Uma conversa descontraída, meditação ou outra iniciativa que instale a calma em nós trará um bom final para o dia .

Comemore o dia a dia no trabalho

Quando paramos por nossa própria vontade ou a vida retarda nosso curso - por exemplo, por causa de uma doença - somos todos capazes de apreciar a beleza das rosas, um prato elaborado ou uma companhia alegre.

No entanto, a vida não é apenas lazer . Como podemos celebrar o dia a dia no trabalho ou nas tarefas repetitivas em casa?

O monge e graduado em filosofia Keisuke Matsumoto vê nessas tarefas uma oportunidade de crescimento e purificação espiritual. Em seu curioso Manual de Limpeza de um monge budista, ele explica: "Nossa jornada começa com a limpeza. O interior do templo, o jardim são varridos e o chão do salão principal é esfregado."

"Mas não limpamos porque está sujo ou bagunçado, mas para livrar o espírito de qualquer sombra que o obscureça."

Da mesma forma que toda viagem externa acaba sendo também interna, quando damos um sentido profundo ao que fazemos, por mais humilde que seja o trabalho, com isso conseguimos relaxar o corpo e aquietar a mente, liberando espaço para a criatividade.

Por isso, o Zen clássico, assim como a nova técnica da atenção plena, insiste em colocar os cinco sentidos no que está sendo feito, como se fosse a coisa mais importante do mundo. Em vez de torturar a mente e cansar o corpo com a dispersão, concentrar-se apenas em uma coisa leva a um estado semelhante à meditação.

Matsumoto vê a celebração das tarefas diárias como um antídoto para a insatisfação: “Muitas pessoas acreditam que a liberdade é tornar realidade o que você quer. Mas isso não é liberdade. A partir do momento que você quer fazer algo, seu coração fica prisioneiro do desejo. Liberdade é viver em paz no dia a dia (…) ”

"E isso é conseguido somando nossas ações uma a uma. Por exemplo, o tempo que dedicamos a limpar com cuidado."

Essa mesma atenção e apreço pela limpeza de que fala Matsumoto pode ser aplicada a tudo ao nosso redor , transformando assim a rotina cinza - a cor é a mente - em um espaço de serenidade e integridade.

Tudo depende da nossa percepção

Dado que o brilho do dia a dia depende da nossa percepção das coisas , das pessoas e dos momentos, vamos ver quais são as atitudes que enchem o nosso olhar de poeira e nuvens.

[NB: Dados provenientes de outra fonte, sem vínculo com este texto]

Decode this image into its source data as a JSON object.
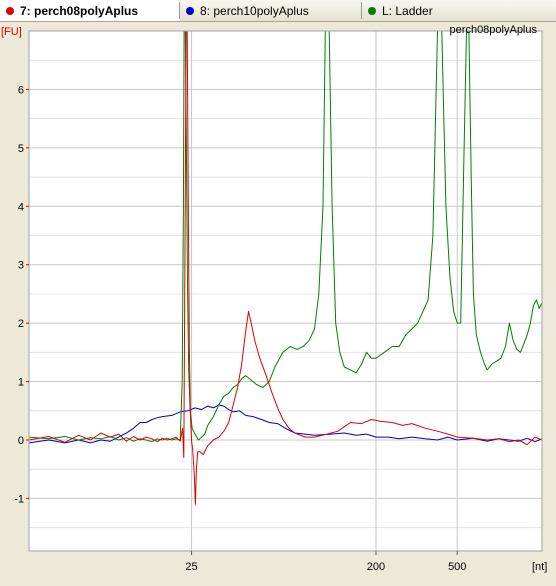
{
  "tabs": [
    {
      "label": "7: perch08polyAplus",
      "color": "#e00000",
      "active": true
    },
    {
      "label": "8: perch10polyAplus",
      "color": "#0000cc",
      "active": false
    },
    {
      "label": "L: Ladder",
      "color": "#008000",
      "active": false
    }
  ],
  "sample_label": "perch08polyAplus",
  "chart_data": {
    "type": "line",
    "ylabel": "[FU]",
    "xlabel": "[nt]",
    "ylim": [
      -1.9,
      7.0
    ],
    "x_scale": "log",
    "xlim": [
      4,
      1300
    ],
    "y_ticks": [
      -1,
      0,
      1,
      2,
      3,
      4,
      5,
      6
    ],
    "x_ticks": [
      25,
      200,
      500
    ],
    "grid": true,
    "series": [
      {
        "name": "7: perch08polyAplus",
        "color": "#e00000",
        "points": [
          [
            4,
            0.0
          ],
          [
            5,
            0.06
          ],
          [
            6,
            -0.04
          ],
          [
            7,
            0.08
          ],
          [
            8,
            0.0
          ],
          [
            9,
            0.12
          ],
          [
            10,
            0.05
          ],
          [
            11,
            0.1
          ],
          [
            12,
            -0.02
          ],
          [
            13,
            0.06
          ],
          [
            14,
            0.0
          ],
          [
            15,
            0.05
          ],
          [
            16,
            0.02
          ],
          [
            17,
            -0.03
          ],
          [
            18,
            0.03
          ],
          [
            19,
            0.0
          ],
          [
            20,
            0.02
          ],
          [
            21,
            0.05
          ],
          [
            22,
            -0.02
          ],
          [
            22.6,
            0.2
          ],
          [
            22.9,
            -0.3
          ],
          [
            23.2,
            3.0
          ],
          [
            23.5,
            7.0
          ],
          [
            23.8,
            7.0
          ],
          [
            24.1,
            4.0
          ],
          [
            24.4,
            1.5
          ],
          [
            24.7,
            0.4
          ],
          [
            25,
            0.0
          ],
          [
            25.3,
            -0.15
          ],
          [
            25.8,
            -0.6
          ],
          [
            26.1,
            -1.1
          ],
          [
            26.4,
            -0.5
          ],
          [
            26.8,
            -0.2
          ],
          [
            27.5,
            -0.2
          ],
          [
            28.5,
            -0.25
          ],
          [
            30,
            -0.1
          ],
          [
            32,
            0.0
          ],
          [
            34,
            0.05
          ],
          [
            36,
            0.15
          ],
          [
            38,
            0.3
          ],
          [
            40,
            0.6
          ],
          [
            42,
            0.9
          ],
          [
            44,
            1.3
          ],
          [
            46,
            1.85
          ],
          [
            47.5,
            2.2
          ],
          [
            49,
            2.0
          ],
          [
            51,
            1.7
          ],
          [
            54,
            1.4
          ],
          [
            58,
            1.1
          ],
          [
            62,
            0.8
          ],
          [
            66,
            0.55
          ],
          [
            70,
            0.35
          ],
          [
            75,
            0.2
          ],
          [
            80,
            0.12
          ],
          [
            90,
            0.05
          ],
          [
            100,
            0.05
          ],
          [
            115,
            0.1
          ],
          [
            130,
            0.15
          ],
          [
            150,
            0.3
          ],
          [
            170,
            0.28
          ],
          [
            190,
            0.35
          ],
          [
            210,
            0.32
          ],
          [
            240,
            0.3
          ],
          [
            270,
            0.25
          ],
          [
            300,
            0.28
          ],
          [
            350,
            0.2
          ],
          [
            400,
            0.15
          ],
          [
            450,
            0.1
          ],
          [
            500,
            0.05
          ],
          [
            600,
            0.03
          ],
          [
            700,
            0.0
          ],
          [
            800,
            0.02
          ],
          [
            900,
            -0.03
          ],
          [
            1000,
            0.0
          ],
          [
            1100,
            -0.08
          ],
          [
            1200,
            0.05
          ],
          [
            1300,
            0.0
          ]
        ]
      },
      {
        "name": "8: perch10polyAplus",
        "color": "#0000cc",
        "points": [
          [
            4,
            -0.05
          ],
          [
            5,
            0.0
          ],
          [
            6,
            -0.05
          ],
          [
            7,
            0.0
          ],
          [
            8,
            -0.05
          ],
          [
            9,
            0.0
          ],
          [
            10,
            -0.02
          ],
          [
            11,
            0.05
          ],
          [
            12,
            0.12
          ],
          [
            13,
            0.2
          ],
          [
            14,
            0.3
          ],
          [
            15,
            0.3
          ],
          [
            16,
            0.35
          ],
          [
            17,
            0.38
          ],
          [
            18,
            0.4
          ],
          [
            20,
            0.42
          ],
          [
            22,
            0.48
          ],
          [
            24,
            0.5
          ],
          [
            26,
            0.55
          ],
          [
            28,
            0.52
          ],
          [
            30,
            0.58
          ],
          [
            32,
            0.55
          ],
          [
            34,
            0.6
          ],
          [
            36,
            0.58
          ],
          [
            38,
            0.52
          ],
          [
            40,
            0.48
          ],
          [
            43,
            0.5
          ],
          [
            46,
            0.42
          ],
          [
            50,
            0.4
          ],
          [
            55,
            0.35
          ],
          [
            60,
            0.3
          ],
          [
            66,
            0.28
          ],
          [
            72,
            0.2
          ],
          [
            80,
            0.12
          ],
          [
            90,
            0.1
          ],
          [
            100,
            0.08
          ],
          [
            120,
            0.1
          ],
          [
            140,
            0.12
          ],
          [
            160,
            0.08
          ],
          [
            180,
            0.1
          ],
          [
            200,
            0.05
          ],
          [
            230,
            0.05
          ],
          [
            260,
            0.02
          ],
          [
            300,
            0.05
          ],
          [
            350,
            0.02
          ],
          [
            400,
            0.0
          ],
          [
            450,
            0.05
          ],
          [
            500,
            0.0
          ],
          [
            600,
            0.03
          ],
          [
            700,
            -0.02
          ],
          [
            800,
            0.02
          ],
          [
            900,
            0.0
          ],
          [
            1000,
            -0.02
          ],
          [
            1100,
            0.03
          ],
          [
            1200,
            -0.03
          ],
          [
            1300,
            0.02
          ]
        ]
      },
      {
        "name": "L: Ladder",
        "color": "#008000",
        "points": [
          [
            4,
            0.05
          ],
          [
            5,
            0.02
          ],
          [
            6,
            0.06
          ],
          [
            7,
            0.0
          ],
          [
            8,
            0.04
          ],
          [
            9,
            0.02
          ],
          [
            10,
            0.06
          ],
          [
            11,
            0.0
          ],
          [
            12,
            0.04
          ],
          [
            13,
            -0.02
          ],
          [
            14,
            0.02
          ],
          [
            15,
            0.0
          ],
          [
            16,
            -0.03
          ],
          [
            17,
            0.02
          ],
          [
            18,
            0.0
          ],
          [
            19,
            0.03
          ],
          [
            20,
            0.0
          ],
          [
            21,
            0.02
          ],
          [
            22,
            0.0
          ],
          [
            22.5,
            1.0
          ],
          [
            22.8,
            4.0
          ],
          [
            23.0,
            7.0
          ],
          [
            23.3,
            7.0
          ],
          [
            23.6,
            5.0
          ],
          [
            23.9,
            2.5
          ],
          [
            24.2,
            1.2
          ],
          [
            24.6,
            0.5
          ],
          [
            25.2,
            0.2
          ],
          [
            26,
            0.1
          ],
          [
            27,
            0.0
          ],
          [
            28,
            0.05
          ],
          [
            29,
            0.1
          ],
          [
            30,
            0.25
          ],
          [
            32,
            0.4
          ],
          [
            34,
            0.6
          ],
          [
            36,
            0.75
          ],
          [
            38,
            0.8
          ],
          [
            40,
            0.9
          ],
          [
            42,
            0.95
          ],
          [
            44,
            1.05
          ],
          [
            46,
            1.1
          ],
          [
            48,
            1.05
          ],
          [
            52,
            0.95
          ],
          [
            56,
            0.9
          ],
          [
            60,
            1.0
          ],
          [
            64,
            1.25
          ],
          [
            70,
            1.5
          ],
          [
            76,
            1.6
          ],
          [
            82,
            1.55
          ],
          [
            88,
            1.6
          ],
          [
            94,
            1.7
          ],
          [
            100,
            1.9
          ],
          [
            105,
            2.5
          ],
          [
            110,
            4.0
          ],
          [
            113,
            7.0
          ],
          [
            118,
            7.0
          ],
          [
            122,
            4.0
          ],
          [
            127,
            2.0
          ],
          [
            133,
            1.5
          ],
          [
            140,
            1.25
          ],
          [
            150,
            1.2
          ],
          [
            160,
            1.15
          ],
          [
            170,
            1.3
          ],
          [
            180,
            1.5
          ],
          [
            190,
            1.4
          ],
          [
            200,
            1.4
          ],
          [
            220,
            1.5
          ],
          [
            240,
            1.6
          ],
          [
            260,
            1.6
          ],
          [
            280,
            1.8
          ],
          [
            300,
            1.9
          ],
          [
            320,
            2.0
          ],
          [
            340,
            2.2
          ],
          [
            360,
            2.4
          ],
          [
            380,
            3.5
          ],
          [
            400,
            7.0
          ],
          [
            420,
            7.0
          ],
          [
            440,
            4.0
          ],
          [
            460,
            2.8
          ],
          [
            480,
            2.2
          ],
          [
            500,
            2.0
          ],
          [
            520,
            2.0
          ],
          [
            540,
            5.0
          ],
          [
            555,
            7.0
          ],
          [
            570,
            7.0
          ],
          [
            585,
            4.5
          ],
          [
            600,
            2.5
          ],
          [
            620,
            1.8
          ],
          [
            650,
            1.5
          ],
          [
            680,
            1.3
          ],
          [
            700,
            1.2
          ],
          [
            740,
            1.3
          ],
          [
            780,
            1.35
          ],
          [
            820,
            1.4
          ],
          [
            860,
            1.6
          ],
          [
            900,
            2.0
          ],
          [
            940,
            1.7
          ],
          [
            980,
            1.55
          ],
          [
            1020,
            1.5
          ],
          [
            1060,
            1.65
          ],
          [
            1100,
            1.8
          ],
          [
            1140,
            2.0
          ],
          [
            1180,
            2.3
          ],
          [
            1220,
            2.4
          ],
          [
            1260,
            2.25
          ],
          [
            1300,
            2.35
          ]
        ]
      }
    ]
  }
}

A falsa crença de que não há tempo para aproveitar este momento. Se analisarmos o dia a posteriori, descobriremos que perdemos parte do dia em assuntos secundários.

Ancorar-se no passado ou recriar-se com o futuro são duas formas de escapar de um agora que é nosso único bem.

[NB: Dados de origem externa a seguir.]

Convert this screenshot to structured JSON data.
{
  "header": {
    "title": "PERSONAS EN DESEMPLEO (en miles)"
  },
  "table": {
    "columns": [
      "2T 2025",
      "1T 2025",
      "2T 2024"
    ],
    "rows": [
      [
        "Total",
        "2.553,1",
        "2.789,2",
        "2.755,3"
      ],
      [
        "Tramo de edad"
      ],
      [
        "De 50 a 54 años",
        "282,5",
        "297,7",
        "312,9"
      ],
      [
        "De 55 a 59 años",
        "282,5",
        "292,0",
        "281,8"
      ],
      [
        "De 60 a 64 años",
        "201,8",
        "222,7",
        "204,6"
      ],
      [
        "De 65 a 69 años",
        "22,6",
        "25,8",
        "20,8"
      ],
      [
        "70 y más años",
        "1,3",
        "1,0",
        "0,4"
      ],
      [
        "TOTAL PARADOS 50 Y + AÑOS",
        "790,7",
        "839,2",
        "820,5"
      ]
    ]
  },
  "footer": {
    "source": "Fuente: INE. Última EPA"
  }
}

Gostaria que as coisas fossem diferentes. Esta é outra armadilha mental para evitar enfrentar o dia seguinte e assumir a responsabilidade por nossa vida real.

Um relato americano anônimo ilustra eloquentemente ambas as atitudes em relação ao presente: a do monge que se instala no agora e a do ser inquieto que o evita. Seu protagonista é o caminhante que chega a uma cidade e se dirige a um senhor que está sentado sob uma varanda sem fazer nada.

"Ouça, bom homem", pergunta o estranho. Você sabe para onde essa estrada vai?

"Eu nunca o vi ir a lugar nenhum", diz o velho. Todas as manhãs, quando acordo, olho pela janela e ainda está lá.

- O que eu quero saber é se tenho que levá-lo para ir para Fortsmith.

-Não faz sentido fazer isso: eles já têm uma estrada lá.

"Suponho que você viveu aqui toda a sua vida", diz o estranho perplexo, ao que o velho responde:

-Ainda não.

Como o velho desta história, na celebração do quotidiano, prevalece o olhar sobre a viagem. Bastará abrir os olhos e os demais sentidos para entender que tudo o que acontece ao nosso redor é um presente irrepetível.